I think you would divest the company with 20x multiple for the second question since you are paying more for each dollar of earnings
Not necessarily a bad thing - it could've been an inflated year, and now valuations are starting to normalize, or they improved their EBITDA and EV just didn't move, etc.
It depends on a lot of factors and not just a simple multiple. You'd have to know if one is bigger than the other, if one has a competitive advantage that isn't available to the other, how each other's margins are, etc.
The numerator, EV, is a snapshot of today's value, and thus is the same in both calculations. Which means the denominator, EBITDA, is growing. That's what you'd want and expect to see, generally.
You probably sell the 20x. Looking at two comps doesn't really tell you anything - The market could be over or undervaluing one or the other, one could be growing faster/slower, have better/worse margins, etc - but if you have two companies each paying you a dollar of cash, sell the one that will get you $20.00, not the one that will get you $15.00
54321
Pretty sure the EV comment is wrong. EV is the EV at that year, comparing present day EV to a different year EBITDA doesn't make sense.
I'm not sure why HowlerMonkey got monkey shit, but he's right and there is a lot of confusion on this thread about dated EV / EBITDA multiples.
If you are looking at any dated multiple, you are using current EV divided by the metric for that time period. (e.g. if I'm looking at 2019 EV to EBITDA, I take current EV and divide by projected 2019 EBITDA). So having a lower forward multiple is just indicative of a company which is growing it's EBITDA (a normal situation). If forward multiples are higher than current multiples, that indicates a shrinking company (with respect to whatever metric you are evaluating).
This is correct. For a public comps pull you use EV at a point in time (usually last close), then divide that by each respective year's financials. So the EV is fixed.
Why are dated multiples always done like that?
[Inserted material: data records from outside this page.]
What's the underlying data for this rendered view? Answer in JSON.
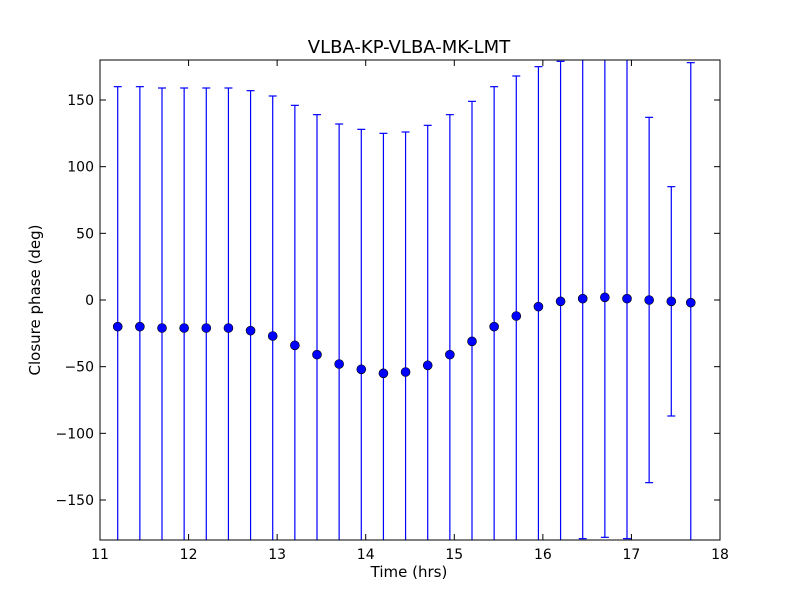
{
  "chart_data": {
    "type": "scatter",
    "title": "VLBA-KP-VLBA-MK-LMT",
    "xlabel": "Time (hrs)",
    "ylabel": "Closure phase (deg)",
    "xlim": [
      11,
      18
    ],
    "ylim": [
      -180,
      180
    ],
    "xticks": [
      11,
      12,
      13,
      14,
      15,
      16,
      17,
      18
    ],
    "yticks": [
      -150,
      -100,
      -50,
      0,
      50,
      100,
      150
    ],
    "grid": false,
    "legend": null,
    "colors": {
      "marker": "#0000ff",
      "errorbar": "#0000ff",
      "axes": "#000000"
    },
    "series": [
      {
        "x": [
          11.2,
          11.45,
          11.7,
          11.95,
          12.2,
          12.45,
          12.7,
          12.95,
          13.2,
          13.45,
          13.7,
          13.95,
          14.2,
          14.45,
          14.7,
          14.95,
          15.2,
          15.45,
          15.7,
          15.95,
          16.2,
          16.45,
          16.7,
          16.95,
          17.2,
          17.45,
          17.67
        ],
        "y": [
          -20,
          -20,
          -21,
          -21,
          -21,
          -21,
          -23,
          -27,
          -34,
          -41,
          -48,
          -52,
          -55,
          -54,
          -49,
          -41,
          -31,
          -20,
          -12,
          -5,
          -1,
          1,
          2,
          1,
          0,
          -1,
          -2
        ],
        "yerr": [
          180,
          180,
          180,
          180,
          180,
          180,
          180,
          180,
          180,
          180,
          180,
          180,
          180,
          180,
          180,
          180,
          180,
          180,
          180,
          180,
          180,
          180,
          180,
          180,
          137,
          86,
          180
        ]
      }
    ]
  }
}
I'm very new to all this, but it intuitively seems to me that 2017EOY enterprise value / 2017A EBITDA could be informative in at least some cases. For instance, if you have a near-perfect comparable involved in a recent take-private transaction, you might not be able to easily determine today's EV. But you can put together a relatively recent data point, where assuming market conditions have held somewhat constant, you can extrapolate a market value from the target's EBITDA. - I guess people don't do this, but it's not obvious to me why not.